My friend asked me to play golf after school this week. Though nothing sounded better, I had schedule a parent-teacher conference for that same afternoon, so I had to pass.
It killed me.
The meeting proved to be productive. We sat at an outdoor table at a safe distance – parents, student, and myself – and discussed their child’s progress thus far. I like the parents a lot, so in addition to setting goals for their son, we chatted about a variety of topics.
If I couldn’t be playing golf, it was a good alternative.
As the meeting wrapped, I rose from the table and turned. Standing about ten feet away was a young woman who I recognized immediately but couldn’t quite place. Standing beside her was a young man.
“Do you know me?” she asked.
“I do,” I said. “But what is your name?”
She told me. Instantly I knew exactly who she was. A former student nearly a decade ago, all grown up. Then the fifth grader still sitting at the table shouted, “It’s really you?”
Even though we’ve only been in school for about 40 days, I’ve already told my class two stories about this former student now standing in front of me, and I still have a handful of other stories to tell about her.
“You remember me?” she asked.
“Of course I do,” I said. “In fact, remember the Barbie doll that you gave me on my birthday? It’s still there.”
When she was in fifth grade, this student arrived at school on my birthday with a gift. I happened to be sitting at my desk alongside my principal, Plato, with whom I share a birthday. Her gift was a Barbie doll. I took it, examined it, and quickly realized that something was wrong with this doll. It was dirty. The clothing was tattered. The hair was snarled.
“Where did you get this?” I asked.
“The dumpster,” she said with a devilish smile.
I tossed it across my desk in disgust, but Plato quickly snapped it up. “No,” he said. “You can’t reject a gift from a student.” He rose and placed the doll on the corner of a bookshelf, overlooking my desk. “This needs to stay right here,” he said, grinning from ear to ear. “Until the day you retire.”
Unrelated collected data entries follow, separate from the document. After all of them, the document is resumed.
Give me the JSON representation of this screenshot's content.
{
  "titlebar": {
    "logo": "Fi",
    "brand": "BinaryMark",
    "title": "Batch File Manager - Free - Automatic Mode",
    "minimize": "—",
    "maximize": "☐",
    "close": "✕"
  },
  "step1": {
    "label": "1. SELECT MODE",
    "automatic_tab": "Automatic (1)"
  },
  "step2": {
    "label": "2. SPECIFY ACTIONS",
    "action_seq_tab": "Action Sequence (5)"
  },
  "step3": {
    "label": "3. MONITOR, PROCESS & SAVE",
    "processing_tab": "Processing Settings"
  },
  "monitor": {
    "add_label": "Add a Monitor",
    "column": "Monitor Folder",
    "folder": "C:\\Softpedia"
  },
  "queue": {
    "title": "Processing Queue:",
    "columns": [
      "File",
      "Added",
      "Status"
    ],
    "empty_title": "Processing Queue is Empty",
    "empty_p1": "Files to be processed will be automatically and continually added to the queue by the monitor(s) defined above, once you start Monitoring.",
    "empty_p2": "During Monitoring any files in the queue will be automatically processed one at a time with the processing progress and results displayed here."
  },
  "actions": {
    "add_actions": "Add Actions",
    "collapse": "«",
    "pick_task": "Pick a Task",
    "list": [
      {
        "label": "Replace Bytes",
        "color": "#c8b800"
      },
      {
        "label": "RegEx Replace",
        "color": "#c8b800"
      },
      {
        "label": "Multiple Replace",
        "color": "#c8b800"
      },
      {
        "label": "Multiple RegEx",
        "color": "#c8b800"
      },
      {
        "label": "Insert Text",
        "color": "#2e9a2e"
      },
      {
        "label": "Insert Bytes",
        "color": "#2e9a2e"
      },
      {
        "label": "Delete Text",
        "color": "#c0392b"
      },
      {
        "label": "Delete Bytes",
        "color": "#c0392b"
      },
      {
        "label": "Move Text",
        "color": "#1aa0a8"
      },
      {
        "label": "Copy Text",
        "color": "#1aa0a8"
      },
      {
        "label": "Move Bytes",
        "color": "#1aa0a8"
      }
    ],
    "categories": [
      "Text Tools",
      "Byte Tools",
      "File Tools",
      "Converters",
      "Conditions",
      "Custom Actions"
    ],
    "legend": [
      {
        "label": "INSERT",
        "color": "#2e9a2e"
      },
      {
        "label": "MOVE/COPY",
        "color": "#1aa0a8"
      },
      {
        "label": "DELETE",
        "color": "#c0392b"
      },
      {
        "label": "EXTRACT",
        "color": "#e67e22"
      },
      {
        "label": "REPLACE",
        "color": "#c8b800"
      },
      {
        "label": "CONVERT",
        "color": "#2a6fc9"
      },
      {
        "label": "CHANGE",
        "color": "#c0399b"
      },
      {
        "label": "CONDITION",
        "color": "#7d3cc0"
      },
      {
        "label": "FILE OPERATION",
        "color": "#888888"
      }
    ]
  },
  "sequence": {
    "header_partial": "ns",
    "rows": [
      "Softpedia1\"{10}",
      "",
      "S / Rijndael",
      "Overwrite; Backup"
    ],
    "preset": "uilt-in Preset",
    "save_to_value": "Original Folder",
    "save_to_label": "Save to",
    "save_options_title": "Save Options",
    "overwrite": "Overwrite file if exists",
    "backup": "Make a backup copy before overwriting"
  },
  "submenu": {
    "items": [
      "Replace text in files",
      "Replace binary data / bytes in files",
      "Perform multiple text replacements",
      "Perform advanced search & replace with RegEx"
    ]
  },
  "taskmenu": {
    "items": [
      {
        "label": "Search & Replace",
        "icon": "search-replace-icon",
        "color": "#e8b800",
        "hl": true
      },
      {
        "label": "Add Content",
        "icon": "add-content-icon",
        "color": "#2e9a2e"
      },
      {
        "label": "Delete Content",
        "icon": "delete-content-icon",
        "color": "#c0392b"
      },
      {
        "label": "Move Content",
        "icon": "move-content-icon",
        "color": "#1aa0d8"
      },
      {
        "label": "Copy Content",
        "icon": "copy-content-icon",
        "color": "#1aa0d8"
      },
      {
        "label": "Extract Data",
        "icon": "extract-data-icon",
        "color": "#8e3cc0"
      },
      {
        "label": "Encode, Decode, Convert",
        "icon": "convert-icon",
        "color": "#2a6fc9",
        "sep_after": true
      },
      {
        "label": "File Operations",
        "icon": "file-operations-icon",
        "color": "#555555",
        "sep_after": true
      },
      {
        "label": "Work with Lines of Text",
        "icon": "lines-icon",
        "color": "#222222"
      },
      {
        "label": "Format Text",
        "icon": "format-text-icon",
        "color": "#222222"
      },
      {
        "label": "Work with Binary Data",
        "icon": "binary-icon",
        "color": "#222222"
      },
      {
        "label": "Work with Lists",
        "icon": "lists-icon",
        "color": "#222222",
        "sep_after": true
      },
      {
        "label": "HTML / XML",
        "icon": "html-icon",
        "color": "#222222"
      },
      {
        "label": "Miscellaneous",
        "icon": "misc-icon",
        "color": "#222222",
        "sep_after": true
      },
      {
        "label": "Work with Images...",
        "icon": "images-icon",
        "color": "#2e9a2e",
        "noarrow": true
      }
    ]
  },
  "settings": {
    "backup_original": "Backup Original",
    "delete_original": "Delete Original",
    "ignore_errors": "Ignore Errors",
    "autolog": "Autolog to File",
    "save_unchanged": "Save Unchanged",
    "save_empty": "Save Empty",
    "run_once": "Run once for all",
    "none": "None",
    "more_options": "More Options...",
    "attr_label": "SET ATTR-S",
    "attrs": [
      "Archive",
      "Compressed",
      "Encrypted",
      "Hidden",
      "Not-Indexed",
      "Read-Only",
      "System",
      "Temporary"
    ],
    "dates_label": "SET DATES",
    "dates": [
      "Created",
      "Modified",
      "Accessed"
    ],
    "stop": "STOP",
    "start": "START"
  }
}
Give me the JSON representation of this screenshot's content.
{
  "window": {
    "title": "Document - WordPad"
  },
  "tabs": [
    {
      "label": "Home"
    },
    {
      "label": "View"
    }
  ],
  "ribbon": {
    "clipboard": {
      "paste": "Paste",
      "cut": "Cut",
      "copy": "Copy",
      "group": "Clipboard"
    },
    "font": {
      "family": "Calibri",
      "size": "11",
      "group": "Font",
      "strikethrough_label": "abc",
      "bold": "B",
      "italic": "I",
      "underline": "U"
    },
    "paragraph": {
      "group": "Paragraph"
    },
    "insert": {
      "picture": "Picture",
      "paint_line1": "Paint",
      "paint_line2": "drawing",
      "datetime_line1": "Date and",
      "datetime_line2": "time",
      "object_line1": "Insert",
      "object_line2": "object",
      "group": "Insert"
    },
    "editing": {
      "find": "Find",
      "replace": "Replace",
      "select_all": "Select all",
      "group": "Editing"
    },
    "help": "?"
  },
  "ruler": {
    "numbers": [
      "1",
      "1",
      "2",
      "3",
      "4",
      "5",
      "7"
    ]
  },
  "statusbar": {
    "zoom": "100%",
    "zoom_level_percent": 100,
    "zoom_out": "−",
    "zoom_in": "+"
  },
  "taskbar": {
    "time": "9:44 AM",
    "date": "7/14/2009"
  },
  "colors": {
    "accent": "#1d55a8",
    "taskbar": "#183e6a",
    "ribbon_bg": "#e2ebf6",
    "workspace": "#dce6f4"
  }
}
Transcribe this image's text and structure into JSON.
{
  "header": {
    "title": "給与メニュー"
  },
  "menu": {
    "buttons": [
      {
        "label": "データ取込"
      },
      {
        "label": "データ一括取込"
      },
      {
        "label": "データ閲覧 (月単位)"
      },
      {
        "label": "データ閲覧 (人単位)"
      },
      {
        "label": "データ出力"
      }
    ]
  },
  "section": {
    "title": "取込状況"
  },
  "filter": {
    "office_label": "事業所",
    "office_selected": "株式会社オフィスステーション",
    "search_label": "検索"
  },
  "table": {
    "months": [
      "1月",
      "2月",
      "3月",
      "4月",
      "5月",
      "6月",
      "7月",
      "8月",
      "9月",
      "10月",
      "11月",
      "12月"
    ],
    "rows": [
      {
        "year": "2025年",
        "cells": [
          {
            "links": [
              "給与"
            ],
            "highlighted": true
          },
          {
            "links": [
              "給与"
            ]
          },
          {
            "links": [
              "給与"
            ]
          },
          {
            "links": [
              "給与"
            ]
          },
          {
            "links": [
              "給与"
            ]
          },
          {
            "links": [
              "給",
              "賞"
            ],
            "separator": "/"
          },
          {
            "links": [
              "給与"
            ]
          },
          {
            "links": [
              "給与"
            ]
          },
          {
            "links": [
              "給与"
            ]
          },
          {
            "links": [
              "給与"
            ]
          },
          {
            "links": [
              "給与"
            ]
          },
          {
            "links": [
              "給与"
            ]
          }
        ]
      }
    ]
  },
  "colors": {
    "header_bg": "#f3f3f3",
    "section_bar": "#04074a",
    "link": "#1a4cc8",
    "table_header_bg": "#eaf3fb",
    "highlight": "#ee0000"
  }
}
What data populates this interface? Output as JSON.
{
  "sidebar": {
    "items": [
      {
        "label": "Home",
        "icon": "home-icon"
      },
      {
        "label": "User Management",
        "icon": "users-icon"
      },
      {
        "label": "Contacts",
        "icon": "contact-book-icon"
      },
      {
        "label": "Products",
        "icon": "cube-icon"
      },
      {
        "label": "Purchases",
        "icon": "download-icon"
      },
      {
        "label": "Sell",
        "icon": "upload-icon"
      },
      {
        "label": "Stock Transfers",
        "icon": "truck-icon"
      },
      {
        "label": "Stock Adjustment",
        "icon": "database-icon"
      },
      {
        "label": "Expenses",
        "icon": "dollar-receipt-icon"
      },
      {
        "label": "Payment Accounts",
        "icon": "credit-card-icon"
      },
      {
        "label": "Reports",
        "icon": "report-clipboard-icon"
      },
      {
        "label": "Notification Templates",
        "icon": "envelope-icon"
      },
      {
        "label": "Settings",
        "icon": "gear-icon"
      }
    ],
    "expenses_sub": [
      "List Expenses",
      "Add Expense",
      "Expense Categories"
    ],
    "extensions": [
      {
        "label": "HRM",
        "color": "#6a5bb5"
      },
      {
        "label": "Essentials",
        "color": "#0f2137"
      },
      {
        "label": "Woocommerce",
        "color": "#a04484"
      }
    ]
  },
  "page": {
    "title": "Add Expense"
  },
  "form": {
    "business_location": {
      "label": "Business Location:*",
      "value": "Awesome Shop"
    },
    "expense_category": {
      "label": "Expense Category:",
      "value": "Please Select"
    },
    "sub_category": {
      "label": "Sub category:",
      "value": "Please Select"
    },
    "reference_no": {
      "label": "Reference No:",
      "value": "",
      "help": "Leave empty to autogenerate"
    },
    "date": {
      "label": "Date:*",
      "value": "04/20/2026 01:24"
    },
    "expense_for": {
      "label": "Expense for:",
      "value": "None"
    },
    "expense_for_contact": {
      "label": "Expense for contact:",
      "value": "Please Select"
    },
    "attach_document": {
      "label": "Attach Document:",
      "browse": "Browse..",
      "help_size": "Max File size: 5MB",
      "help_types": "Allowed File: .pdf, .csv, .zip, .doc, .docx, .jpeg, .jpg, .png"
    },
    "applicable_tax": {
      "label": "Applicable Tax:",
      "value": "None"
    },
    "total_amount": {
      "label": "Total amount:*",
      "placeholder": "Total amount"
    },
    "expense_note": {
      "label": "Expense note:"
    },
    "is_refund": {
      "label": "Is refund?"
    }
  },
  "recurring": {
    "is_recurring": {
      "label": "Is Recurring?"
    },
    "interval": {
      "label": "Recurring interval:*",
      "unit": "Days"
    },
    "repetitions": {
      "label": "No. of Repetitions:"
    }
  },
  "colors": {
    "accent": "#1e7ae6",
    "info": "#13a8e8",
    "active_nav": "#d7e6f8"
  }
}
“It’s really still there?” my former student asked.
I couldn’t invite her into the classroom because of pandemic procedures, but I popped open my door and allowed her to peek inside. “I can’t believe it,” she said. “It’s still there. That was…”
“Nine years ago,” I said.
She slapped the young man standing beside you. “See?” she said. “I told you he wouldn’t forget me.”
“Never,” I said.
My former student is now a sophomore in college. She returned home this week when her college shut down due to the pandemic. On a whim, she decided to stop by to visit me.
I’m so glad she did.
She told me that I hadn’t aged a bit, which was sweet and possibly a lie, but we chatted for a while. I listed the stories about her that I had told my current crop of students so far, including the story of the Barbie doll and the time she had come to school on Columbus Day, not realizing there was no school.
“Where were you guys?” she asked the next day. “Was that some kind of prank?”
I also listed the stories that I had yet to tell. The incredible story about how she turned her life around in fifth grade. The time her father threatened to kill me. Her amazing end-of-year poem.
She remembered them all, too.
“It’s great to be remembered,” she said.
I told her that I felt the same.
I missed out on a round of golf on a picturesque fall day alongside a good friend. Instead, I received something far better. Glorious, even. Thank goodness I had scheduled that parent-teacher conference or I might have missed her altogether.
Yes, it’s true. There are some things better than golf.